Parkside & Ocean
there is a kind of memory that feels, somehow
suddenly, like a wound, though not always, not until
one wanders back through: the dark, damp alley the only path
toward home—every place i have loved has forced me to leave.
and then there is memory as one might always wish:
bejeweled, like sugar on the tongue upon reentry.
what is the name for the scent that whispers mother,
the twanged hue of evening that gestures island,
limestone, cane, spume? Flatbush, i have sauntered away
from everything that has called me kin now,
as i have before, but in what little time we have left,
let me remember you, let me remember what lay beneath
your weather—your snow-born streams, your troubled foliage.
guinep, worship, convenience, heel and toe. old dream,
will either of us return to what we once were? to when?
From You Are Here: Poetry in the Natural World (Milkweed Editions, 2024), edited by Ada Limón.
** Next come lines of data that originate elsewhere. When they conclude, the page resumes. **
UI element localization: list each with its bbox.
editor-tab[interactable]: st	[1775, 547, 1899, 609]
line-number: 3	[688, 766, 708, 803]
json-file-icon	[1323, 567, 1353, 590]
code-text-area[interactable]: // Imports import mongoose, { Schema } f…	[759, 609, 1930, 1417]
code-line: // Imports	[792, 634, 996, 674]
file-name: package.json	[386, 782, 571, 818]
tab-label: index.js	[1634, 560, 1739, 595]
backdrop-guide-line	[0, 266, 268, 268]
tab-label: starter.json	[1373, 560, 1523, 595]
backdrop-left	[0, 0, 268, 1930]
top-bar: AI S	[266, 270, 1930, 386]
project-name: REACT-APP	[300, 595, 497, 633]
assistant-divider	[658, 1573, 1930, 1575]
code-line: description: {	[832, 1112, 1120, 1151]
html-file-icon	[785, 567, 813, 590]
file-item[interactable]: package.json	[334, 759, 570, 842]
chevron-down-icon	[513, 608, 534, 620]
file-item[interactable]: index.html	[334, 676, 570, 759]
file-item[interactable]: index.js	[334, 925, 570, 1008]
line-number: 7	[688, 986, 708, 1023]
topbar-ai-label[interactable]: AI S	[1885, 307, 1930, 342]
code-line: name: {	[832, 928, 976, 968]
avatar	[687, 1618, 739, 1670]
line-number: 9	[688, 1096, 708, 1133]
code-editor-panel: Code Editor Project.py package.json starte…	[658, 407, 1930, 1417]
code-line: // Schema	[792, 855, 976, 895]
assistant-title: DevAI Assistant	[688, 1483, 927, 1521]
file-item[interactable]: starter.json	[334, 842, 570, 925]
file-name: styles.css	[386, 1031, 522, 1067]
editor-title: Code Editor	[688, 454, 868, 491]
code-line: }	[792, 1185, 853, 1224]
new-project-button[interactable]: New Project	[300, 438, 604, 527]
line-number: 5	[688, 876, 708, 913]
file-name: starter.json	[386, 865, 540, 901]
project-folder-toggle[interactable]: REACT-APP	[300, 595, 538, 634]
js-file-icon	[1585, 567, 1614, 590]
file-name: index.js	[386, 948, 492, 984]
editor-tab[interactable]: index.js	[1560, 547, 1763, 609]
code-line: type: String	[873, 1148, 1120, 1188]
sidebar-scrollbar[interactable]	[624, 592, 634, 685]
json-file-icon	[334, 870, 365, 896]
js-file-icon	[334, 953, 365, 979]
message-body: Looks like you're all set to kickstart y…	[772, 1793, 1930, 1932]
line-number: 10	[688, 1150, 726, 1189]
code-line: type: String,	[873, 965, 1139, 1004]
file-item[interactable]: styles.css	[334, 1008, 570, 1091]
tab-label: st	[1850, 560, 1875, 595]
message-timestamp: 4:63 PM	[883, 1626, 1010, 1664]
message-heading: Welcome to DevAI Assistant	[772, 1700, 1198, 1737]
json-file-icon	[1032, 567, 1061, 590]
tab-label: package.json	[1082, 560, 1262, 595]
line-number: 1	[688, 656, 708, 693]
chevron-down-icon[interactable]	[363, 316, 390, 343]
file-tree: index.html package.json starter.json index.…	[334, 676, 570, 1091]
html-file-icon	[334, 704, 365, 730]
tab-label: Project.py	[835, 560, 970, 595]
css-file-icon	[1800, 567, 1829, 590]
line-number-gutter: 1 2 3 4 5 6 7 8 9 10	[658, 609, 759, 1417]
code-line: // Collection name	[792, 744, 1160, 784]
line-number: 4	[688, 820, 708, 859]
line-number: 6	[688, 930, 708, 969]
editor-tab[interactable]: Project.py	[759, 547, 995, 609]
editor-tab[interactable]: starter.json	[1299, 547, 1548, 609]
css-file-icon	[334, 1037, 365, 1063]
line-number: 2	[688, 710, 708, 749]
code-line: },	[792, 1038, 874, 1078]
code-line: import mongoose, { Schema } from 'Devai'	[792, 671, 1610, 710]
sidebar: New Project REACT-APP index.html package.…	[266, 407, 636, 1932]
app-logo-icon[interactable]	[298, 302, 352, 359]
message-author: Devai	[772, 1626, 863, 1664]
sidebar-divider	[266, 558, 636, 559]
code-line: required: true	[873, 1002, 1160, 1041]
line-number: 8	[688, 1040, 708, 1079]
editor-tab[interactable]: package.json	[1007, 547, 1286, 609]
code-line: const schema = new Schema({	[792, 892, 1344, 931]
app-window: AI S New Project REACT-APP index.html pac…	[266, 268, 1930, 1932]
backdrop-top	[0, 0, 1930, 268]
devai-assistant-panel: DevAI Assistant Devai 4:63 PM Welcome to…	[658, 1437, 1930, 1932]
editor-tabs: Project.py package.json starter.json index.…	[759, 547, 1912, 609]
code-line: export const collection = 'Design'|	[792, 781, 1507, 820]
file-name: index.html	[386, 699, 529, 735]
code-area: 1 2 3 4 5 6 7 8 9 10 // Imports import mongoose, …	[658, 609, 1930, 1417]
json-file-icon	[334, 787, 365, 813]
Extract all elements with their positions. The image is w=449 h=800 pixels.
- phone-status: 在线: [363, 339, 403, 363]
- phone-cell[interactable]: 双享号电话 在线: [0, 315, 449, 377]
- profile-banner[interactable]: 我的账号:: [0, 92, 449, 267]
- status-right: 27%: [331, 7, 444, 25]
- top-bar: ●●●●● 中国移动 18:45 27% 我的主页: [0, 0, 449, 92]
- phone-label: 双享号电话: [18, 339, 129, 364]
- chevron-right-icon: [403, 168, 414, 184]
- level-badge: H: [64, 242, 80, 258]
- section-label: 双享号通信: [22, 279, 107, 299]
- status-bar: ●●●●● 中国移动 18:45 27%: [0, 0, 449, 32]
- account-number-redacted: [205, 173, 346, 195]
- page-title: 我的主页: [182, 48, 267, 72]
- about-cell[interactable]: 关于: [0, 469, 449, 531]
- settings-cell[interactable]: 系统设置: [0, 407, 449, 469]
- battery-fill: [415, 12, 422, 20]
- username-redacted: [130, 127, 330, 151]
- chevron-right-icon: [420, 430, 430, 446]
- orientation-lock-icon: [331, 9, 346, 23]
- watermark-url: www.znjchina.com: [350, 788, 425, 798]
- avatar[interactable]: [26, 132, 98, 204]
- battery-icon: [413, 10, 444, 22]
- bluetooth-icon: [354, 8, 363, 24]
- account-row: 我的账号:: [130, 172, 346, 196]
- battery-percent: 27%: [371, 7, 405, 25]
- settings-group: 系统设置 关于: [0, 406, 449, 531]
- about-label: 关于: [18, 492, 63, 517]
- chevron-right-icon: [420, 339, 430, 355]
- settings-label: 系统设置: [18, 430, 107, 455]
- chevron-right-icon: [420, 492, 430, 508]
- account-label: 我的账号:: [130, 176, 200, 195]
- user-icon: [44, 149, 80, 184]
Copyright © 2024 Milkweed Editions and the Library of Congress. Used with the permission of the author. Published in Poem-a-Day on April 13, 2024, by the Academy of American Poets.
“I think this poem was trying to articulate that changes to a landscape are inescapably linked to the shifts within, and forced displacement of, that landscape’s people—those living in relation to and most interested in protecting the landscape as it was. I think this poem wishes to hold those who have been, or are presently being, or will in the future be forced out of Flatbush, Bed-Stuy, Harlem, and elsewhere inside this empire, as well as those resisting this empire’s frontier in Palestine, and Haiti, and the Congo, and all the other places on our shared planet where settler- and neo-colonial logic attempt to erode the bonds between people and land, people and love, people and memory, people and identity.”